O 42º presidente dos Estados Unidos da América, Bill Clinton, é outro exemplo de alguém que teve de se justificar e de pedir desculpa depois de se ver envolvido num escândalo sexual: a relação extraconjugal com a então estagiária Monica Lewinsky.
Depois de meses de especulações, depois de vários desmentidos e contradições, depois de ter sido confirmado que o sémen no vestido de Lewinksy era do Presidente, a 11 de setembro de 1998, Bill Clinton faz finalmente um pedido desculpas solene, assumindo pela primeira vez ter tido uma relação imprópria com Lewinsky.
“É importante para mim que todos que foram magoados saibam que o arrependimento que sinto é verdadeiro – primeiro e mais importante que tudo a minha família, também os meus amigos, a minha equipa, o meu gabinete, Monica Lewinsky e a sua família e o povo americano. Pedi a todos que me perdoem e acredito que serei perdoado”, confessava Clinton no Salão Este da Casa Branca, numa cerimónia onde se encontravam vários líderes religiosos e a própria Hillary Clinton.
24 anos antes, a 9 de agosto de 1974, Richard Nixon tinha-se tornado o primeiro Presidente norte-americano a demitir-se – depois do caso Watergate.

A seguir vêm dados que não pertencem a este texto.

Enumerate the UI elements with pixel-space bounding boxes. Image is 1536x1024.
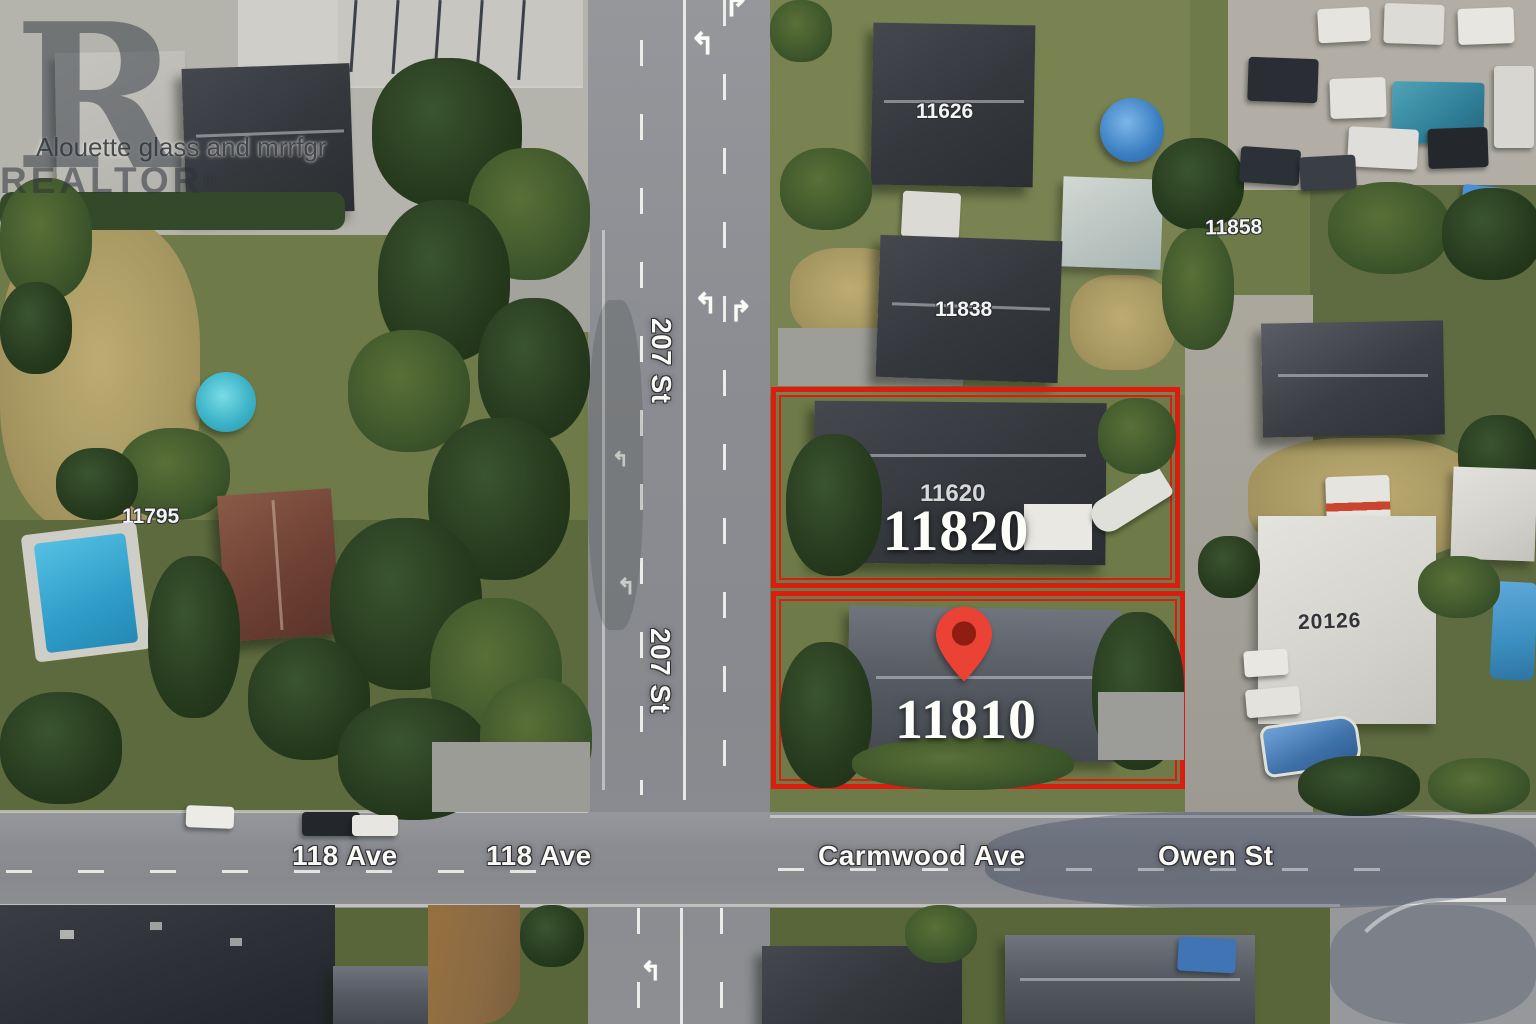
lane-car-white: [1243, 648, 1289, 677]
turn-arrow-icon: ↰: [640, 958, 662, 984]
lane-line-solid: [683, 0, 686, 800]
lot-vehicle: [1347, 126, 1419, 170]
lane-car-white: [1245, 686, 1301, 719]
lane-dashes-right-south: [720, 908, 723, 1024]
parcel-outline-11820[interactable]: 11620 11820: [771, 387, 1180, 588]
dry-ne-2: [1070, 275, 1175, 370]
dirt-path-s: [428, 905, 520, 1024]
tree: [1328, 182, 1450, 274]
dark-building-sw: [0, 905, 335, 1024]
roof-speck: [230, 938, 242, 946]
roof-ridge: [1278, 374, 1428, 377]
roof-speck: [60, 930, 74, 939]
house-number-label: 11838: [935, 298, 992, 322]
turn-arrow-icon: ↱: [724, 0, 749, 22]
street-label-118-ave-2: 118 Ave: [486, 840, 592, 872]
street-label-carmwood-ave: Carmwood Ave: [818, 840, 1026, 872]
tree: [905, 905, 977, 963]
house-number-label-dark: 20126: [1298, 609, 1362, 635]
roof-ridge: [834, 454, 1086, 457]
realtor-logo-r: R: [14, 18, 180, 178]
lot-vehicle: [1494, 66, 1534, 148]
turn-arrow-icon: ↱: [729, 298, 752, 326]
tree: [0, 282, 72, 374]
teal-pool-cover: [196, 372, 256, 432]
street-label-118-ave-1: 118 Ave: [292, 840, 398, 872]
lot-vehicle-dark: [1427, 127, 1488, 169]
driveway-sw: [432, 742, 590, 812]
lot-vehicle: [1457, 7, 1514, 45]
parked-car-white: [186, 805, 235, 829]
lot-vehicle: [1329, 77, 1386, 119]
greenhouse-roof: [1060, 176, 1163, 269]
street-label-207-st-south: 207 St: [644, 628, 676, 714]
parcel-number-11810: 11810: [841, 688, 1091, 752]
tree: [1162, 228, 1234, 350]
driveway-11810: [1098, 692, 1184, 760]
tree: [780, 148, 872, 230]
street-label-207-st-north: 207 St: [645, 318, 677, 404]
tree: [1442, 188, 1536, 280]
lane-dashes-right: [723, 0, 726, 795]
house-number-label: 11858: [1205, 216, 1263, 241]
lot-vehicle: [1317, 7, 1371, 44]
lot-vehicle-dark: [1239, 146, 1301, 186]
tree: [520, 905, 584, 967]
roof-ridge: [1020, 978, 1240, 981]
swimming-pool: [34, 533, 139, 653]
house-number-label: 11626: [916, 100, 973, 124]
house-roof-11858: [1261, 320, 1445, 437]
pin-core: [952, 621, 976, 645]
blue-tarp-s: [1177, 937, 1237, 974]
street-label-owen-st: Owen St: [1158, 840, 1274, 872]
lot-vehicle: [1383, 3, 1444, 45]
tree: [1428, 758, 1530, 814]
tree: [148, 556, 240, 718]
tree: [770, 0, 832, 62]
realtor-wordmark: REALTOR®: [0, 160, 221, 202]
white-van: [901, 191, 961, 240]
tree: [1298, 756, 1420, 816]
tree-shadow-road: [588, 300, 643, 630]
location-pin-icon[interactable]: [936, 606, 992, 682]
turn-arrow-icon: ↰: [694, 290, 717, 318]
turn-arrow-icon: ↰: [690, 30, 715, 60]
tree: [1418, 556, 1500, 618]
lot-vehicle-dark: [1247, 57, 1318, 103]
tree: [1098, 398, 1176, 474]
gable-roof-s: [333, 966, 433, 1024]
tree: [0, 692, 122, 804]
parked-truck-white: [352, 815, 398, 836]
lot-vehicle-dark: [1299, 155, 1357, 192]
realtor-text: REALTOR: [0, 160, 203, 201]
aerial-map: ↱ ↰ ↰ ↱ ↰ ↰ ↰ 11795 11626 11838: [0, 0, 1536, 1024]
registered-mark: ®: [203, 171, 220, 191]
tree: [1198, 536, 1260, 598]
shed-roof-right: [1450, 467, 1536, 562]
lane-line-solid-south: [680, 908, 683, 1024]
parcel-number-11820: 11820: [831, 497, 1081, 564]
roof-speck: [150, 922, 162, 930]
shadow-se: [1330, 905, 1536, 1024]
blue-pool-dome: [1100, 98, 1164, 162]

O escândalo rebentou em 1972, resultado de uma investigação do jornal americano Washington Post que colocava Nixon no centro de um esquema de espionagem através de escutas telefónicas colocadas na sede do Partido Democrata. Richard Nixon ainda conseguiu a reeleição nesse ano, mas acabou por ceder à pressão mediática e abandonar a Casa Branca a 9 de agosto de 1974, depois de pedir desculpas publicamente. Foi substituído pelo então vice-presidente, Gerald Ford.